American jurist (1938–2011)

David George Sills (March 21, 1938 – August 23, 2011) was an American jurist. Sills served as the presiding justice for the California Court of Appeal for the Fourth Appellate District, Division Three. He was a former mayor of Irvine, California, the largest planned city in the United States.

==Background==
Sills received a B.S. from Bradley University in 1959 and his legal degree from the University of Illinois College of Law in 1961.

He served in the U.S. Marine Corps between 1960 and 1965, reaching the rank of captain. He had a private law practice in Orange County, California between 1965 and 1985.

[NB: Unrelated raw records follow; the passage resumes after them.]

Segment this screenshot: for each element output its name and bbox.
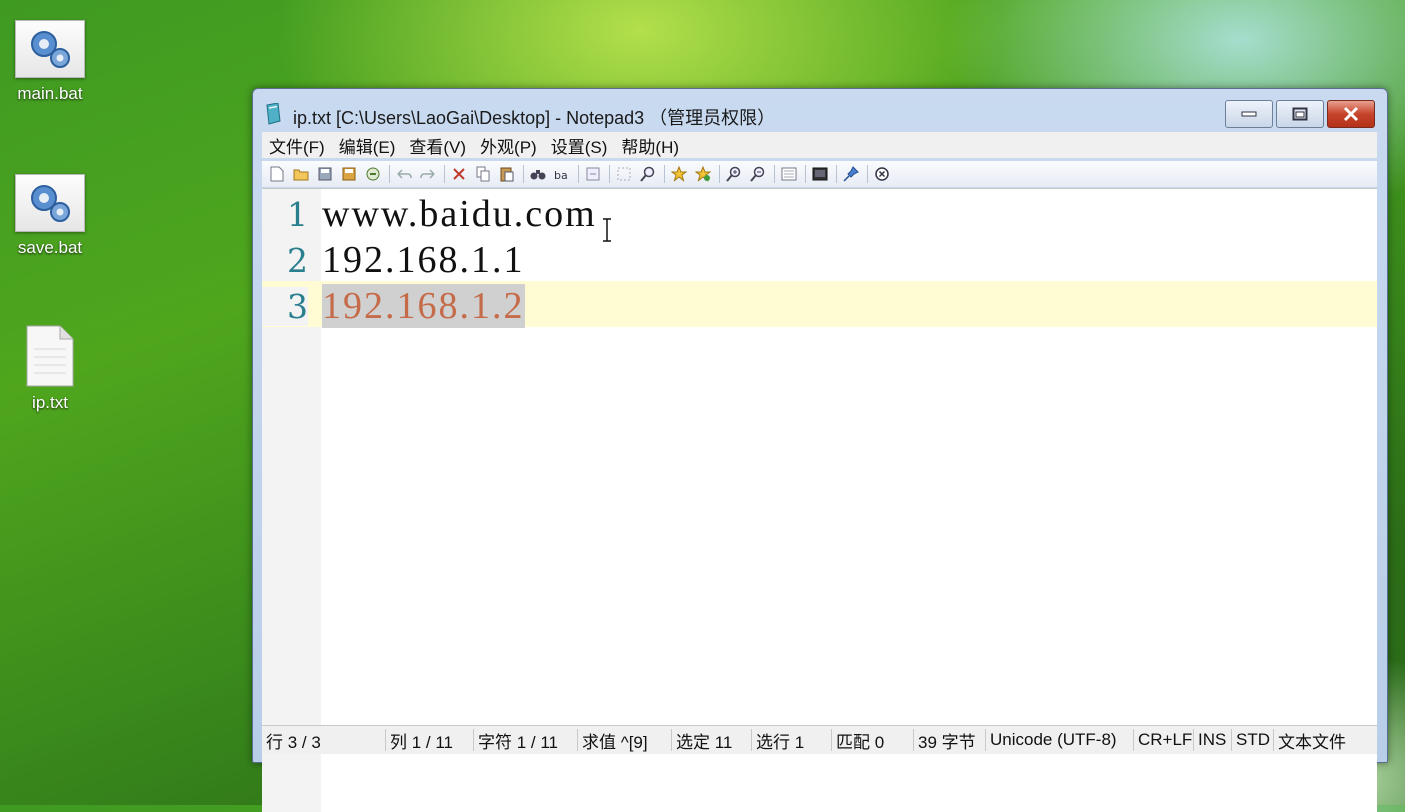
toolbar-separator xyxy=(867,165,868,183)
close-icon[interactable] xyxy=(871,164,893,184)
copy-icon[interactable] xyxy=(472,164,494,184)
line-number: 1 xyxy=(287,195,308,234)
minimize-icon xyxy=(1241,111,1257,117)
status-selected: 选定 11 xyxy=(672,729,752,752)
menu-file[interactable]: 文件(F) xyxy=(262,133,332,158)
selected-line-text: 192.168.1.2 xyxy=(322,284,525,328)
menu-edit[interactable]: 编辑(E) xyxy=(332,133,403,158)
redo-icon[interactable] xyxy=(417,164,439,184)
status-column: 列 1 / 11 xyxy=(386,729,474,752)
window-title: ip.txt [C:\Users\LaoGai\Desktop] - Notep… xyxy=(293,108,776,128)
status-filetype[interactable]: 文本文件 xyxy=(1274,729,1377,752)
status-match: 匹配 0 xyxy=(832,729,914,752)
screen-icon[interactable] xyxy=(809,164,831,184)
zoom-in-icon[interactable] xyxy=(723,164,745,184)
menu-help[interactable]: 帮助(H) xyxy=(614,133,686,158)
ibeam-cursor-icon xyxy=(602,218,612,247)
cut-icon[interactable] xyxy=(448,164,470,184)
toolbar-separator xyxy=(444,165,445,183)
menu-settings[interactable]: 设置(S) xyxy=(544,133,615,158)
batch-file-icon xyxy=(15,174,85,232)
toolbar-separator xyxy=(719,165,720,183)
desktop-icon-save-bat[interactable]: save.bat xyxy=(0,174,100,258)
view-icon[interactable] xyxy=(778,164,800,184)
find-next-icon[interactable] xyxy=(637,164,659,184)
status-bytes: 39 字节 xyxy=(914,729,986,752)
line-number: 2 xyxy=(287,241,308,280)
status-eol[interactable]: CR+LF xyxy=(1134,729,1194,751)
status-eval: 求值 ^[9] xyxy=(578,729,672,752)
toolbar-separator xyxy=(774,165,775,183)
select-icon[interactable] xyxy=(613,164,635,184)
notepad3-app-icon xyxy=(263,102,283,130)
bookmark-icon[interactable] xyxy=(668,164,690,184)
maximize-button[interactable] xyxy=(1276,100,1324,128)
toolbar-separator xyxy=(664,165,665,183)
text-file-icon xyxy=(26,325,74,387)
pin-icon[interactable] xyxy=(840,164,862,184)
find-icon[interactable] xyxy=(527,164,549,184)
toolbar-separator xyxy=(836,165,837,183)
desktop-icon-label: save.bat xyxy=(17,238,83,257)
close-icon xyxy=(1343,106,1359,122)
revert-icon[interactable] xyxy=(362,164,384,184)
bookmark-add-icon[interactable] xyxy=(692,164,714,184)
desktop-icon-label: ip.txt xyxy=(32,393,68,412)
status-std[interactable]: STD xyxy=(1232,729,1274,751)
menu-bar: 文件(F) 编辑(E) 查看(V) 外观(P) 设置(S) 帮助(H) xyxy=(262,132,1377,158)
undo-icon[interactable] xyxy=(393,164,415,184)
desktop-icon-ip-txt[interactable]: ip.txt xyxy=(0,325,100,413)
line-number: 3 xyxy=(262,287,308,326)
desktop-icon-main-bat[interactable]: main.bat xyxy=(0,20,100,104)
toolbar-separator xyxy=(523,165,524,183)
toolbar-separator xyxy=(609,165,610,183)
editor-line-current[interactable]: 3 192.168.1.2 xyxy=(262,281,1377,328)
desktop-icon-label: main.bat xyxy=(17,84,83,103)
toolbar: ba xyxy=(262,161,1377,187)
save-icon[interactable] xyxy=(314,164,336,184)
text-editor[interactable]: 1 www.baidu.com 2 192.168.1.1 3 192.168.… xyxy=(262,188,1377,812)
goto-icon[interactable] xyxy=(582,164,604,184)
editor-line[interactable]: 2 192.168.1.1 xyxy=(262,235,1377,281)
save-as-icon[interactable] xyxy=(338,164,360,184)
minimize-button[interactable] xyxy=(1225,100,1273,128)
line-text: 192.168.1.1 xyxy=(322,239,525,281)
svg-text:ba: ba xyxy=(554,169,568,181)
status-row: 行 3 / 3 xyxy=(262,729,386,752)
open-file-icon[interactable] xyxy=(290,164,312,184)
batch-file-icon xyxy=(15,20,85,78)
new-file-icon[interactable] xyxy=(266,164,288,184)
editor-line[interactable]: 1 www.baidu.com xyxy=(262,189,1377,235)
replace-icon[interactable]: ba xyxy=(551,164,573,184)
status-selected-lines: 选行 1 xyxy=(752,729,832,752)
status-ins[interactable]: INS xyxy=(1194,729,1232,751)
title-bar[interactable]: ip.txt [C:\Users\LaoGai\Desktop] - Notep… xyxy=(253,89,1387,129)
close-window-button[interactable] xyxy=(1327,100,1375,128)
notepad3-window: ip.txt [C:\Users\LaoGai\Desktop] - Notep… xyxy=(252,88,1388,812)
status-characters: 字符 1 / 11 xyxy=(474,729,578,752)
toolbar-separator xyxy=(805,165,806,183)
status-bar: 行 3 / 3 列 1 / 11 字符 1 / 11 求值 ^[9] 选定 11… xyxy=(262,725,1377,754)
toolbar-separator xyxy=(389,165,390,183)
zoom-out-icon[interactable] xyxy=(747,164,769,184)
status-encoding[interactable]: Unicode (UTF-8) xyxy=(986,729,1134,751)
paste-icon[interactable] xyxy=(496,164,518,184)
maximize-icon xyxy=(1292,107,1308,121)
line-text: www.baidu.com xyxy=(322,193,597,235)
menu-appearance[interactable]: 外观(P) xyxy=(473,133,544,158)
toolbar-separator xyxy=(578,165,579,183)
menu-view[interactable]: 查看(V) xyxy=(402,133,473,158)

Sills was a member of the Republican State Central Committee of California from 1966 to 1968 and Chairman of the Republican Associates of Orange County from 1968 to 1969.

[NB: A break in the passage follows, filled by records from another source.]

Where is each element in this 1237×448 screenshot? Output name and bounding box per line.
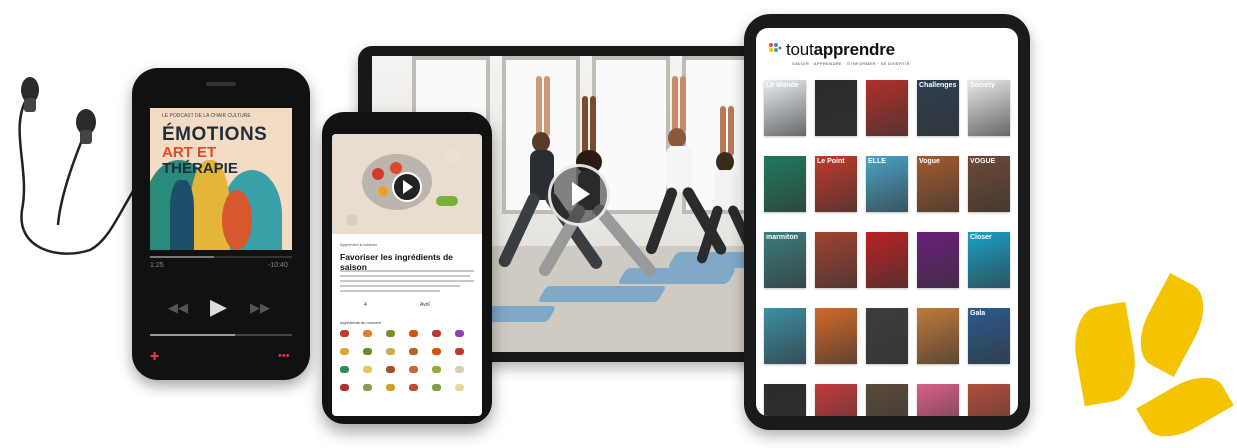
magazine-title: ELLE bbox=[868, 158, 886, 165]
magazine-cover[interactable] bbox=[815, 232, 857, 288]
recipe-phone: Apprendre à cuisiner Favoriser les ingré… bbox=[322, 112, 492, 424]
ingredient-item[interactable] bbox=[455, 330, 464, 337]
magazine-cover[interactable] bbox=[815, 80, 857, 136]
magazine-cover[interactable]: Society bbox=[968, 80, 1010, 136]
magazine-cover[interactable] bbox=[866, 384, 908, 416]
time-remaining: -10:40 bbox=[268, 262, 288, 269]
magazine-cover[interactable]: Closer bbox=[968, 232, 1010, 288]
magazine-cover[interactable]: Le Point bbox=[815, 156, 857, 212]
ingredients-label: Ingrédients du moment bbox=[340, 320, 381, 325]
ingredient-item[interactable] bbox=[386, 384, 395, 391]
magazine-cover[interactable] bbox=[917, 384, 959, 416]
rewind-icon[interactable]: ◀◀ bbox=[168, 300, 188, 316]
phone-speaker bbox=[206, 82, 236, 86]
recipe-kicker: Apprendre à cuisiner bbox=[340, 242, 377, 247]
recipe-screen: Apprendre à cuisiner Favoriser les ingré… bbox=[332, 134, 482, 416]
cover-title-line3: THÉRAPIE bbox=[162, 160, 238, 177]
recipe-title: Favoriser les ingrédients de saison bbox=[340, 252, 453, 272]
ingredient-item[interactable] bbox=[340, 348, 349, 355]
ingredient-item[interactable] bbox=[409, 348, 418, 355]
magazine-cover[interactable]: ELLE bbox=[866, 156, 908, 212]
ingredient-item[interactable] bbox=[409, 384, 418, 391]
magazine-cover[interactable] bbox=[764, 384, 806, 416]
magazine-cover[interactable]: Vogue bbox=[917, 156, 959, 212]
ingredient-item[interactable] bbox=[455, 384, 464, 391]
magazine-cover[interactable]: VOGUE bbox=[968, 156, 1010, 212]
magazine-cover[interactable]: marmiton bbox=[764, 232, 806, 288]
magazine-cover[interactable] bbox=[866, 232, 908, 288]
ingredient-item[interactable] bbox=[363, 348, 372, 355]
magazine-cover[interactable] bbox=[815, 384, 857, 416]
magazine-title: Le Point bbox=[817, 158, 845, 165]
magazine-title: Challenges bbox=[919, 82, 957, 89]
ingredient-item[interactable] bbox=[363, 384, 372, 391]
cover-subtitle: LE PODCAST DE LA CHAIR CULTURE bbox=[162, 113, 251, 119]
brand-main: apprendre bbox=[813, 40, 896, 59]
magazine-title: marmiton bbox=[766, 234, 798, 241]
volume-fill bbox=[150, 334, 236, 336]
ingredient-item[interactable] bbox=[386, 330, 395, 337]
brand-prefix: tout bbox=[786, 40, 814, 59]
magazine-cover[interactable] bbox=[815, 308, 857, 364]
recipe-video-thumbnail[interactable] bbox=[332, 134, 482, 234]
magazine-title: Le Monde bbox=[766, 82, 799, 89]
magazine-cover[interactable] bbox=[866, 308, 908, 364]
cover-title-line2: ART ET bbox=[162, 144, 217, 161]
magazine-cover[interactable] bbox=[764, 156, 806, 212]
magazine-title: VOGUE bbox=[970, 158, 996, 165]
magazine-cover[interactable] bbox=[866, 80, 908, 136]
fast-forward-icon[interactable]: ▶▶ bbox=[250, 300, 270, 316]
ingredient-item[interactable] bbox=[455, 348, 464, 355]
audio-progress-fill bbox=[150, 256, 214, 258]
ingredient-item[interactable] bbox=[432, 348, 441, 355]
video-play-icon[interactable] bbox=[548, 164, 610, 226]
ingredient-item[interactable] bbox=[386, 348, 395, 355]
toutapprendre-logo-icon bbox=[769, 43, 782, 52]
magazine-screen: toutapprendre SAVOIR · APPRENDRE · S'INF… bbox=[756, 28, 1018, 416]
ingredient-item[interactable] bbox=[386, 366, 395, 373]
magazine-tablet: toutapprendre SAVOIR · APPRENDRE · S'INF… bbox=[744, 14, 1030, 430]
magazine-cover[interactable]: Gala bbox=[968, 308, 1010, 364]
ingredient-item[interactable] bbox=[340, 384, 349, 391]
ingredient-item[interactable] bbox=[432, 330, 441, 337]
cover-title-line1: ÉMOTIONS bbox=[162, 124, 268, 145]
magazine-cover[interactable] bbox=[917, 232, 959, 288]
recipe-play-icon[interactable] bbox=[392, 172, 422, 202]
brand-tagline: SAVOIR · APPRENDRE · S'INFORMER · SE DIV… bbox=[792, 61, 910, 66]
ingredient-item[interactable] bbox=[432, 384, 441, 391]
ingredient-item[interactable] bbox=[340, 330, 349, 337]
magazine-title: Vogue bbox=[919, 158, 940, 165]
more-icon[interactable]: ••• bbox=[278, 350, 290, 362]
quantity-select[interactable]: 4 bbox=[364, 302, 367, 308]
magazine-title: Society bbox=[970, 82, 995, 89]
period-select[interactable]: Avril bbox=[420, 302, 430, 308]
ingredient-item[interactable] bbox=[340, 366, 349, 373]
magazine-cover[interactable] bbox=[917, 308, 959, 364]
ingredient-item[interactable] bbox=[409, 366, 418, 373]
magazine-cover[interactable] bbox=[764, 308, 806, 364]
magazine-title: Closer bbox=[970, 234, 992, 241]
brand-logo: toutapprendre bbox=[786, 40, 895, 60]
ingredient-item[interactable] bbox=[363, 366, 372, 373]
leaves-logo-icon bbox=[1068, 273, 1237, 448]
play-icon[interactable]: ▶ bbox=[210, 294, 227, 320]
magazine-cover[interactable]: Le Monde bbox=[764, 80, 806, 136]
ingredient-item[interactable] bbox=[363, 330, 372, 337]
ingredient-item[interactable] bbox=[455, 366, 464, 373]
ingredient-item[interactable] bbox=[432, 366, 441, 373]
ingredient-item[interactable] bbox=[409, 330, 418, 337]
audio-player-phone: LE PODCAST DE LA CHAIR CULTURE ÉMOTIONS … bbox=[132, 68, 310, 380]
magazine-title: Gala bbox=[970, 310, 986, 317]
podcast-cover[interactable]: LE PODCAST DE LA CHAIR CULTURE ÉMOTIONS … bbox=[150, 108, 292, 250]
magazine-cover[interactable] bbox=[968, 384, 1010, 416]
magazine-cover[interactable]: Challenges bbox=[917, 80, 959, 136]
add-icon[interactable]: ✚ bbox=[150, 350, 159, 363]
time-elapsed: 1:25 bbox=[150, 262, 164, 269]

He was an elected member of the Irvine City Council between 1976 and 1985, serving as mayor for four years during that period. During his tenure he worked with the Council to responsibly manage the rapid growth Irvine was experiencing at the time.

Sills was appointed as a judge to California's Superior Court in 1985 by Governor George Deukmejian and served there until being elevated to be the Presiding Justice at the Court of Appeal by Governor Deukmejian in 1990. He authored approximately 2,400 legal opinions.

He was also the Irvine Health Foundation's founding Chairman and remained for 26 years. During his service over $25 Million was granted to philanthropic organizations in Orange County to improve health issues for those in need.

==Personal life==
From 1964 to 1968, Sills was married to Maureen Reagan, the daughter of U.S. President Ronald Reagan.

Prior to developing knee problems, Sills was a marathon runner who often competed in the Boston Marathon. He enjoyed wood working and had a full range of tools and machines in his garage, fondly known as the "Sills Cabinet Shop." Sills had an extensive library at his Irvine home and studied history and politics.